Monday, November 12, 2012
How having a baby is like preparing for the Zombie Apocolypse
Awesome Fact #1: There will be absolute lawlessness.
In a zombie apocolypse, rules fly out the window. Eat a person? cool. Drive through the stop sign? Yeah whatever.
In life with a baby, I'm trying to prepare for the fact that rules don't apply to baby. Dance party at 11pm/1am/3 am? No, it's not college all over again, it's just my infant trying to squirm out of a nappy change. Gone are the rules of order. Gotta release my controlling tendencies and just go with the flow.
Awesome Fact #2: Everyones inner badass will be unleashed.
In a Zombie Apocolyspe the fight to survive over shadows any grace, social dignity or kindness you may have been raised with. It's all about getting through the madness... Do you see where I'm going here? When you are sleep deprived, kindness is the last thing on your mind. Yet, life will still spin on, with all the advice, the chores and the tears that existed before baby.
My inner badass, (along with everyone else's) is about to be unleashed. An oh boy, that might be worse than the prospect of being eaten alive.
Awesome Fact #3: You never know when it's going to hit.
In a Zombie Apocolypse, you could be sitting, watching TV, with your feet on the coffee table when BAM! The glass through your window is shattered and 50 zillion zombies come pouring into your living room with one thing on their mind. I know my due date is in early May. With Hubby's 30th birthday on the 2nd, my sister's birthday on the 3rd and my due date ranging between the 3rd and the 6th, I am destined to have a back of my mind fear of the zombie crashing through at the most inopportune moment with only "Feed me, Wash me, Change me!" on it's mind.

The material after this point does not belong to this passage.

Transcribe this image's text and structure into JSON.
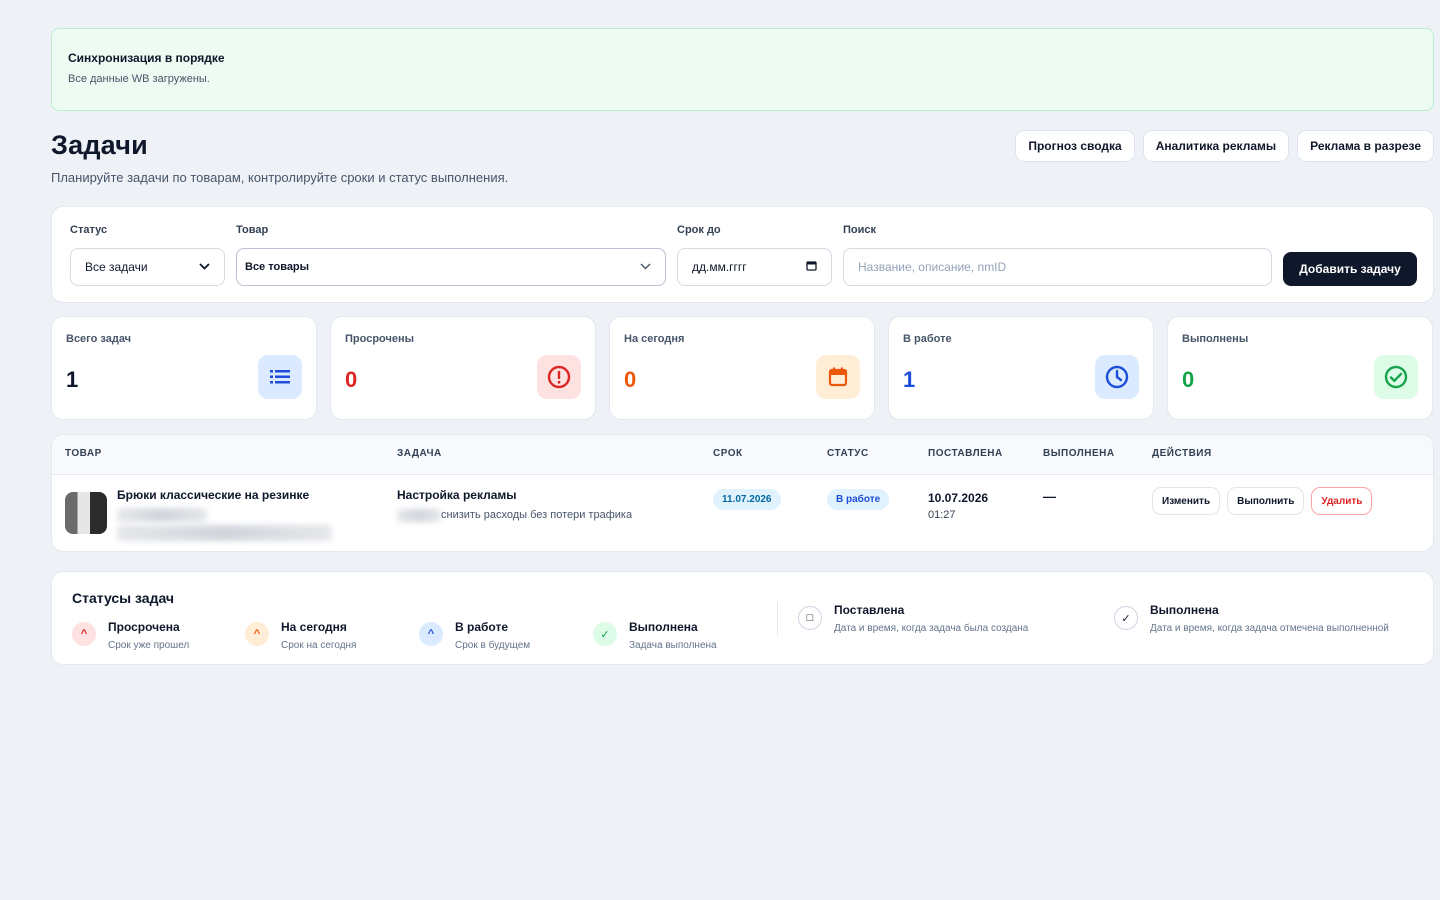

(As a side note, my geeky hubby is praying for the baby to be born on the 4th of May so that he can say, "may the fourth be with you". lol)
And while I totally mean the above as a joke- it's sort of reflects my feelings too. I'm 6 months away from a whole new world- one that I can't prepare enough for. Because once he or she comes, well, there is no turning back. No more getting home at 4am. No more spur of the moment date nights.
On the one hand I'm terrified- but on the other, I'm excited. Excited to see if I'll survive- if I made my home safe enough for retreat and fighting. My no-name baby is already infiltrating my home as I've started packing away my lit crit books in favour for birthing/feeding/parenting books. I've purchased a cot (crib) and a changing table and I've made room for them in what was my study. I've postponed my plans for getting my Masters in favour of birthing classes for pain management. My computer bookmarks are no longer body sculpting websites, but cloth diapering resources. I don't know who I am anymore! Ha!
I know in my heart that this is just a hormonal phase. The weird abyss before I can feel the baby move, before I know it's gender, before it's time to start preparing for real. Before I can start believing that there is a PERSON coming to join us.
And that's why he or she feels a bit like impending doom. Because: 1. I'm dramatic and 2. because I can't relate the knowledge of biology with anything tangible yet.
I am starting to prepare for the little one's arrival in May now, because, well, preparing is part of my very nature. But it's so intangible right now, like preparing for Christmas in July, and while it makes me joyful because I know that come May, I will be as ready as I can be, and can focus on just enjoying a new life and our little family, I also feel more than a little bit silly. Kinda like I'm training for the Zombie Apocolypse.